Roger Griffiths, prosecuting, said: ‘He knew nothing about this.
‘In February 2017, Mr Cooper was made bankrupt and ordered to court. A month later it was agreed he had been the victim of fraud before starting a lengthy police investigation.’
The court heard Mr Cooper met Leyshon in 2001 and they married four years later (pictured together on their wedding day). The couple moved into his house in Pencoed and had three children together
In a victim impact statement, Mr Cooper said: ‘Debra and I are now divorced.. I cannot forgive what she has done, but she is the mother of my children.
‘During the last three to four of our marriage, Debra changed. She became more distant.
‘She became very secretive about how the businesses were going. When I asked her, she would fob me off.’
As legal costs piled up, Mr Cooper – capped 46 times for Wales and toured New Zealand with the Lions – was forced to move back in with his parents and had to borrow £120,000 from their pensions.
He said: ‘This was at a time when they should be planning for their retirement. I will always be profoundly grateful for their support.
‘I was deceived and manipulated by the person I trusted the most – my wife and the mother of my children.
‘I do not think I will ever be the same again.’
In a further statement read to court today, Mr Cooper said: ‘To find out that it was my wife and mother of my children that did this to me left me dumbstruck.
‘The most difficult thing has been to come to terms with Debra’s deceit. She was responsible and the court will have to deal with her as is appropriate.’
Mr Cooper (pictured playing for the British and Irish Lions in 2005) used his rugby earnings to buy a property in Pencoed as an investment in 2006, followed by three other properties. He also set up a freight business and gym, which his wife and business partner ran
Towards the end of his career Mr Cooper had the idea of converting a storage unit into a gym called No 9 Fitness – a reference to the position he played (he is pictured playing for the British and Irish Lions against Argentina in 2005)
Leyshon, 41, of Bridgend, South Wales, admitted 13 counts of fraud, amounting to just over £1million.
Mr Cooper’s friend and business partner Simon Thomas, 47, admitted two counts of fraud adding up to £380,000.
An associate, Mark Lee, admitted one count of fraud amounting to £50,000.
Judge David Wynn Morgan said: ‘You committed these offences in order to obtain mortgages and loans pretending to be your husband without his knowledge.
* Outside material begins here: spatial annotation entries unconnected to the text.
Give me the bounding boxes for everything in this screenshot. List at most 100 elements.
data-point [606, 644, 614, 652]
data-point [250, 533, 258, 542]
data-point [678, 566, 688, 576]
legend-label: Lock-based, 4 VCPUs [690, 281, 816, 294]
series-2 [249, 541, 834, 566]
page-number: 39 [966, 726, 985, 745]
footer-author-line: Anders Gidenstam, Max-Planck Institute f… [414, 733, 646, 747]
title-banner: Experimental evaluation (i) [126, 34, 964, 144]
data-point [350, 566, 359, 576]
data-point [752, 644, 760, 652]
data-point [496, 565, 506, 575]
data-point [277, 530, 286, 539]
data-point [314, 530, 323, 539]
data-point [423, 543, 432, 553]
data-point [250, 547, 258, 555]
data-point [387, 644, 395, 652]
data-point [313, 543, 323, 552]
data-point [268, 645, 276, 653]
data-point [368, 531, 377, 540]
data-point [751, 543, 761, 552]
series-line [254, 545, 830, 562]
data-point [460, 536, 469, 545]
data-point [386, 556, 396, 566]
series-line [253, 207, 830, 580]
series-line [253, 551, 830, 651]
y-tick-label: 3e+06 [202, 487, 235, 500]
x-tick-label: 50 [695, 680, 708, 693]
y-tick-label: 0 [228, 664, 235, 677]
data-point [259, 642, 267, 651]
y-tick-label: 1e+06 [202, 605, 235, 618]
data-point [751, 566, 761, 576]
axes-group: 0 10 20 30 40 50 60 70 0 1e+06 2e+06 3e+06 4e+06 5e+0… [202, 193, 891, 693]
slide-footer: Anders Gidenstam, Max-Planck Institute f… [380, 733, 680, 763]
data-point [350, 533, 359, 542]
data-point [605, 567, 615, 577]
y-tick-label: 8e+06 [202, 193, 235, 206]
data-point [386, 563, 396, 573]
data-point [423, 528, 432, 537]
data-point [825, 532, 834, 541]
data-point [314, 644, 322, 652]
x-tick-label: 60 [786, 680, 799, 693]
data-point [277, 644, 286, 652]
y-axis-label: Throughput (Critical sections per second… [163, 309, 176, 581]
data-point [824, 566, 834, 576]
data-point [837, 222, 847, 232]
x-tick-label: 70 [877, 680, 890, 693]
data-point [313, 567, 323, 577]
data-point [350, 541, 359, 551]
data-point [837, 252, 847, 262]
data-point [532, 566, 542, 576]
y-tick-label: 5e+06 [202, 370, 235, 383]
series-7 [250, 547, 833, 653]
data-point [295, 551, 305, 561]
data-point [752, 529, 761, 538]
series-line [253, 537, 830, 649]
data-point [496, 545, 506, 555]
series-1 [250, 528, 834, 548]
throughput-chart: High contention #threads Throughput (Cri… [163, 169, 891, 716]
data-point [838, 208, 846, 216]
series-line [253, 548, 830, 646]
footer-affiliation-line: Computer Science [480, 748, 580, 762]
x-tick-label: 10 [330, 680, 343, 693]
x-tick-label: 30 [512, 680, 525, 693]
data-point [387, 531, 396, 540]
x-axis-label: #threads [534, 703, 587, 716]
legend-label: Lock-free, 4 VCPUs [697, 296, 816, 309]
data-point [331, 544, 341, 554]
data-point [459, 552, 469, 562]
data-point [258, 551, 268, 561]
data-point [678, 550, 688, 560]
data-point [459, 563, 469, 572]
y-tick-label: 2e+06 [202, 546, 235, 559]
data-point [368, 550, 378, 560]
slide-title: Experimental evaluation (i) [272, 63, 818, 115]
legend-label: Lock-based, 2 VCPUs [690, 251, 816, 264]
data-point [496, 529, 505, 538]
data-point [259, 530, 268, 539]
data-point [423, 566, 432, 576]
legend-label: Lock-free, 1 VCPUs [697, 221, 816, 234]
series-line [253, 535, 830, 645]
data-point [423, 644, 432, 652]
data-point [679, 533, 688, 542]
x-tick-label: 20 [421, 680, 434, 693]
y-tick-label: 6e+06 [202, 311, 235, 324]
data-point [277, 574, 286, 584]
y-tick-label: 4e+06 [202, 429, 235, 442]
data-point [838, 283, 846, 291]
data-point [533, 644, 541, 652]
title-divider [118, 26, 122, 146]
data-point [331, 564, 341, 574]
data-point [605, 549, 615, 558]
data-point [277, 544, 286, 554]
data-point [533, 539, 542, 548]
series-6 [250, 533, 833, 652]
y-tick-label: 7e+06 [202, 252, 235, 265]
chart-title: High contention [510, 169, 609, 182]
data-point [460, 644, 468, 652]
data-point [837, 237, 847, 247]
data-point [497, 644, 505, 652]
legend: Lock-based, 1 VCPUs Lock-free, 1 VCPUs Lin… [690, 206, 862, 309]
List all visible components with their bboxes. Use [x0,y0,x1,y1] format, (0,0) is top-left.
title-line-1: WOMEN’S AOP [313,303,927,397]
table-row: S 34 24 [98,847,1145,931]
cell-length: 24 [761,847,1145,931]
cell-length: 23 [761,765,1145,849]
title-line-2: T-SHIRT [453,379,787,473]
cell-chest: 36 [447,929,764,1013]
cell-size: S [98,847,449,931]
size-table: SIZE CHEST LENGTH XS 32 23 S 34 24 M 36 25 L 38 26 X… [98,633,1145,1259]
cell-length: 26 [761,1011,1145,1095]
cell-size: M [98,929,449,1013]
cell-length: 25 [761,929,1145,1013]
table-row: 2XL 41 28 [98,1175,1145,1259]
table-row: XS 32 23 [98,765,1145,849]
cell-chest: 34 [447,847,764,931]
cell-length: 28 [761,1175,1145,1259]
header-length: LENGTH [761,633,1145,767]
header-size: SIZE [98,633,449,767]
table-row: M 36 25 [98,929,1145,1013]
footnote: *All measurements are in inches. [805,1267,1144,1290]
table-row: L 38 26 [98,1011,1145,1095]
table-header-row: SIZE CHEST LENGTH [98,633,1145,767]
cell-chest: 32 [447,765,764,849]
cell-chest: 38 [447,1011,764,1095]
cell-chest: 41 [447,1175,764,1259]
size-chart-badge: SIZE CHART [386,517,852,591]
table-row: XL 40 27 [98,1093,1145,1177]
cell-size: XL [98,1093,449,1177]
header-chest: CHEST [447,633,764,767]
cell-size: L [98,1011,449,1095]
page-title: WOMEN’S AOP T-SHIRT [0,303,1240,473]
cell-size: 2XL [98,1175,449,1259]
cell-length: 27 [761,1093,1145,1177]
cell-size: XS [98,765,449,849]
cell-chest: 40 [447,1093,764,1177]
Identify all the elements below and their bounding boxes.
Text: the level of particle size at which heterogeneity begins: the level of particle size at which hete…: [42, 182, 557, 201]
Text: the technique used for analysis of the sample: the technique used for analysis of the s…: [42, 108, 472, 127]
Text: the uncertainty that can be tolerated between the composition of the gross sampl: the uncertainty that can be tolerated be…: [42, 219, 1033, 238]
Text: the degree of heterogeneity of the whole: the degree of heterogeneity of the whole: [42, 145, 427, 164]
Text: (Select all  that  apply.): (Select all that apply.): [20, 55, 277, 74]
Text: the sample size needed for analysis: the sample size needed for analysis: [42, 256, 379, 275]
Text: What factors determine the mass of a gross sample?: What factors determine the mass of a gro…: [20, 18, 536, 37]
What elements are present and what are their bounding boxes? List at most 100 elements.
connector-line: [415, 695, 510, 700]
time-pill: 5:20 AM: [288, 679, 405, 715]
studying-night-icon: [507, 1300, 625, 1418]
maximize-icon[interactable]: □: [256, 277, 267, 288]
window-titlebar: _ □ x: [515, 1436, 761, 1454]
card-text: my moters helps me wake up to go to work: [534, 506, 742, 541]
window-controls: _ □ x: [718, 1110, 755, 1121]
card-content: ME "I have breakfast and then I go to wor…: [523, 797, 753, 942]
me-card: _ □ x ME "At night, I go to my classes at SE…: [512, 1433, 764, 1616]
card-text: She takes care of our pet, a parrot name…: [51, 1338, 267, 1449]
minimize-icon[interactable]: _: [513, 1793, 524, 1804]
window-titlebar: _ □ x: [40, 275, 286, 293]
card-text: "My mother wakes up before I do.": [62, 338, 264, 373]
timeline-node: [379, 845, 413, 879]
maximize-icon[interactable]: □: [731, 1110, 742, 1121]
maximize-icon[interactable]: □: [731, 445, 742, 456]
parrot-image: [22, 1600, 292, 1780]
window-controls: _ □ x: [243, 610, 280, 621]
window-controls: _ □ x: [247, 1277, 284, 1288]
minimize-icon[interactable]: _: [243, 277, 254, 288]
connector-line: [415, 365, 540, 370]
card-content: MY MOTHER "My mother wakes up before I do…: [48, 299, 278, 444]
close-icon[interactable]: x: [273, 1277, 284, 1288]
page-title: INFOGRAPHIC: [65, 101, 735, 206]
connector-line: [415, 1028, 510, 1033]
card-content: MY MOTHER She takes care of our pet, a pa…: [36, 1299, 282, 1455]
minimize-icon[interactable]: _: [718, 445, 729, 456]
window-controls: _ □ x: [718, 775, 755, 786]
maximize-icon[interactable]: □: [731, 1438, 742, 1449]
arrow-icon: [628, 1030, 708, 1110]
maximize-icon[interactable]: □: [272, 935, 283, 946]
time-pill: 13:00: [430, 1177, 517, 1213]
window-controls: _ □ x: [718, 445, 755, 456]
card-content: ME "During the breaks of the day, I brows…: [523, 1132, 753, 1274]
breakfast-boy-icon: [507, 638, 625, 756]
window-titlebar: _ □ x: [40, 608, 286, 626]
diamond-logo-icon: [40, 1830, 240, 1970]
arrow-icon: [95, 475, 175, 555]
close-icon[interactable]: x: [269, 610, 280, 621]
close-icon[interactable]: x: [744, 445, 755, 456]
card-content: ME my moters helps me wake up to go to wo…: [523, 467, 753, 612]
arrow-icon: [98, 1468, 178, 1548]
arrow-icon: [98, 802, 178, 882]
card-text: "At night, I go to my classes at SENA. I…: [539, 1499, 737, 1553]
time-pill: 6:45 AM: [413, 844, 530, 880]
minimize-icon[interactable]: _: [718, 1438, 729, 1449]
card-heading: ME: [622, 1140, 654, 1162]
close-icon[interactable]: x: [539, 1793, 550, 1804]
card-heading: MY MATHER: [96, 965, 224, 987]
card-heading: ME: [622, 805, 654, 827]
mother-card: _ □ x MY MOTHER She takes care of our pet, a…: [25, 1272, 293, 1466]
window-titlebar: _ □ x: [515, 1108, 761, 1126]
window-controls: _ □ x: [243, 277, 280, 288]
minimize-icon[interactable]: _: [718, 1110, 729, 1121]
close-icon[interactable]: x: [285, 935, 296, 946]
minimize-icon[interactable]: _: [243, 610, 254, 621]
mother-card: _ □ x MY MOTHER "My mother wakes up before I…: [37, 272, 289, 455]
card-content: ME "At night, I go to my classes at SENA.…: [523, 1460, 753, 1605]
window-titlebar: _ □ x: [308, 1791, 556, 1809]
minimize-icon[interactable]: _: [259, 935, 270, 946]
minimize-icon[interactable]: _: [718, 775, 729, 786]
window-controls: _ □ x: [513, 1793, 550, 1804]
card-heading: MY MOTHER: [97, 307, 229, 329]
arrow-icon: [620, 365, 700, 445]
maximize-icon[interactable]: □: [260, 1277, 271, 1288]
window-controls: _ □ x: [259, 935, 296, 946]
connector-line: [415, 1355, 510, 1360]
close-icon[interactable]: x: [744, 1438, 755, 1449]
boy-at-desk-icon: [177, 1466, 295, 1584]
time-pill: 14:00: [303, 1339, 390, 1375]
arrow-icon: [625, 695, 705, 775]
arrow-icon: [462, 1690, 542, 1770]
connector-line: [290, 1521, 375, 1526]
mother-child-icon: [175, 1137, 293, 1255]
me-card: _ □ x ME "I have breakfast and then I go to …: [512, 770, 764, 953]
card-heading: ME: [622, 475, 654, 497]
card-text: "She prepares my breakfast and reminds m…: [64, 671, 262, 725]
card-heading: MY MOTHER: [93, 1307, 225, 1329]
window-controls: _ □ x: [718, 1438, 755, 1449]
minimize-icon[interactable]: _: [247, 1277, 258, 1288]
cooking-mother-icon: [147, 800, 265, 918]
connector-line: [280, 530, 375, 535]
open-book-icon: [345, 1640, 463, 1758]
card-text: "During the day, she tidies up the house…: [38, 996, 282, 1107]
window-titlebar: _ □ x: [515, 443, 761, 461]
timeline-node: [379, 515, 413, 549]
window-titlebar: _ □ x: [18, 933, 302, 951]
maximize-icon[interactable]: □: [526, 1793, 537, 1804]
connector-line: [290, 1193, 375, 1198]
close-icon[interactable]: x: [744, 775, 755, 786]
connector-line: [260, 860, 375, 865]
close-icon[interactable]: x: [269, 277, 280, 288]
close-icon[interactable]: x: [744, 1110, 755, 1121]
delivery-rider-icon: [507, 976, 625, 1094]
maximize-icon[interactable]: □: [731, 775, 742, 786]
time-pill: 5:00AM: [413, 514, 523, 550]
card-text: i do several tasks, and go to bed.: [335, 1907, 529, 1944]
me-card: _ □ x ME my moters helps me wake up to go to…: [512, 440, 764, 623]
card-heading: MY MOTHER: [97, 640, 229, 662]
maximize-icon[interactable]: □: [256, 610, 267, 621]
‘Cooper who has limited business acumen but founded the business because he trusted you to run them.
Geordan Murphy, Jonny Wilkinson, Denis Hickie and Gareth Cooper (right) line up for the pre-match anthems during the Rugby Union International Match between the British and Irish Lions and Argentina at the Millennium Stadium on May 23, 2005
‘You convinced him that the businesses were thriving but in fact you applied for loans and mortgages to raise money to keep the businesses afloat.
‘The first Mr Cooper knew about it was in 2017 when he was told he was bankrupt.
‘Debra Leyshon, you played the leading role. You abused the trust that Mr Cooper had put in you.’
Thomas was jailed for 16 months, suspended for 24 months and was disqualified from being the director of a company for eight years.
Lee was jailed for nine months, suspended for 24 months. The trio will face a Proceeds of Crime Act hearing next year.